The state-run KUNA news agency confirmed the resignation, which had earlier been reported by local media, without providing further details. It's the fifth time a Kuwaiti government has resigned in just over two years.
The government, which is appointed by the ruling family, has been in a prolonged power struggle with the elected assembly. They had recently clashed over the assembly's advancement of populist measures that the government deems too costly, as well as requests to grill two ministers over alleged economic mismanagement, local media reported.
Kuwait has the freest and most active assembly in the Persian Gulf, but political power is still concentrated in the hands of the ruling Al Sabah family, which appoints the prime minister and Cabinet, and can dissolve the assembly at any time.
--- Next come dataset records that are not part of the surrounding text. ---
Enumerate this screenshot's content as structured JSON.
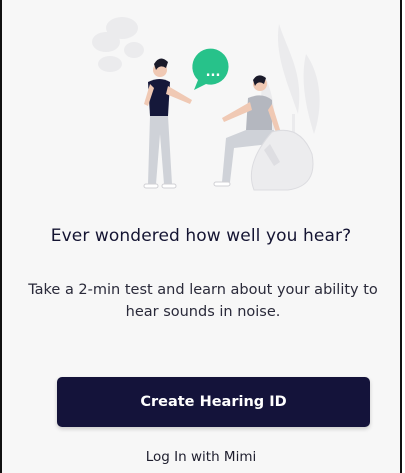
{
  "illustration": {
    "icon": "conversation-illustration",
    "bubble_text": "...",
    "colors": {
      "bubble": "#27c28a",
      "shirt_dark": "#15183a",
      "shirt_grey": "#b4b7bf",
      "pants": "#cfd2d8",
      "skin": "#f0c9b4",
      "hair": "#1a1a2a",
      "foliage": "#e8e8ea"
    }
  },
  "main": {
    "headline": "Ever wondered how well you hear?",
    "subtext": "Take a 2-min test and learn about your ability to hear sounds in noise."
  },
  "actions": {
    "primary_label": "Create Hearing ID",
    "secondary_label": "Log In with Mimi"
  },
  "colors": {
    "primary_button": "#14133a",
    "background": "#f7f7f7",
    "accent": "#27c28a"
  }
}
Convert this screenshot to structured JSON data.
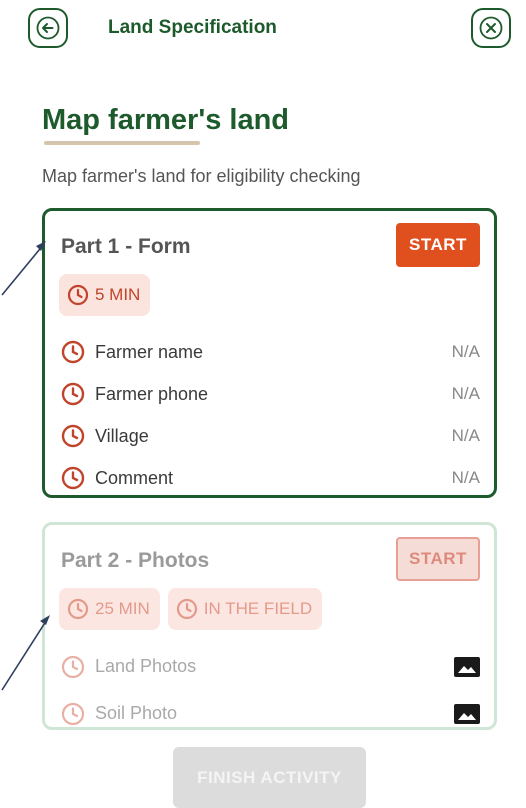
{
  "header": {
    "title": "Land Specification",
    "back_icon": "arrow-left-icon",
    "close_icon": "close-icon"
  },
  "page": {
    "title": "Map farmer's land",
    "subtitle": "Map farmer's land for eligibility checking"
  },
  "parts": [
    {
      "title": "Part 1 - Form",
      "start_label": "START",
      "badges": [
        "5 MIN"
      ],
      "items": [
        {
          "label": "Farmer name",
          "value": "N/A"
        },
        {
          "label": "Farmer phone",
          "value": "N/A"
        },
        {
          "label": "Village",
          "value": "N/A"
        },
        {
          "label": "Comment",
          "value": "N/A"
        }
      ]
    },
    {
      "title": "Part 2 - Photos",
      "start_label": "START",
      "badges": [
        "25 MIN",
        "IN THE FIELD"
      ],
      "items": [
        {
          "label": "Land Photos",
          "icon": "image-icon"
        },
        {
          "label": "Soil Photo",
          "icon": "image-icon"
        }
      ]
    }
  ],
  "footer": {
    "finish_label": "FINISH ACTIVITY"
  },
  "colors": {
    "brand_green": "#1d5a2c",
    "accent_orange": "#e0501f",
    "underline_beige": "#d4c5ad"
  }
}
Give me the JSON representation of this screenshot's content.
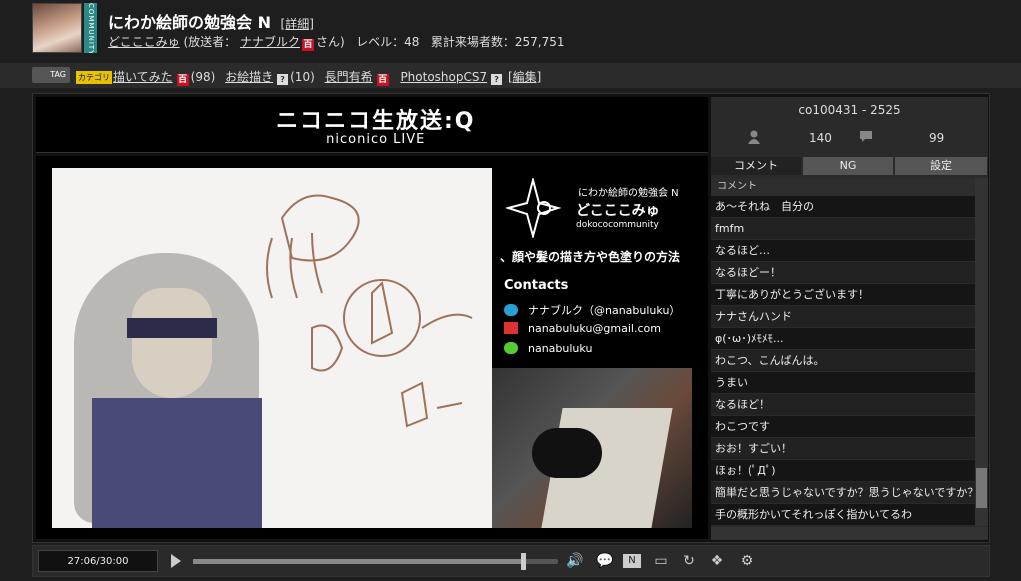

In September, voters sent conservative Islamist figures and two women to the assembly in the second election in less than two years. The election results were seen as a mandate for change amid a prolonged period of gridlock between the Cabinet and the 50-member assembly.
Kuwait’s Islamist opposition accuses the government of graft and mismanagement, frequently grilling ministers over their involvement in the misallocation of public funds.
The squabbling has prevented the assembly from passing basic economic reforms, including a public debt law that would allow the government to borrow money, leading to the depletion of its general reserve fund despite its vast oil wealth.
Kuwait, which borders Saudi Arabia and Iraq, has the world’s sixth-largest known oil reserves and hosts some 13,500 American troops.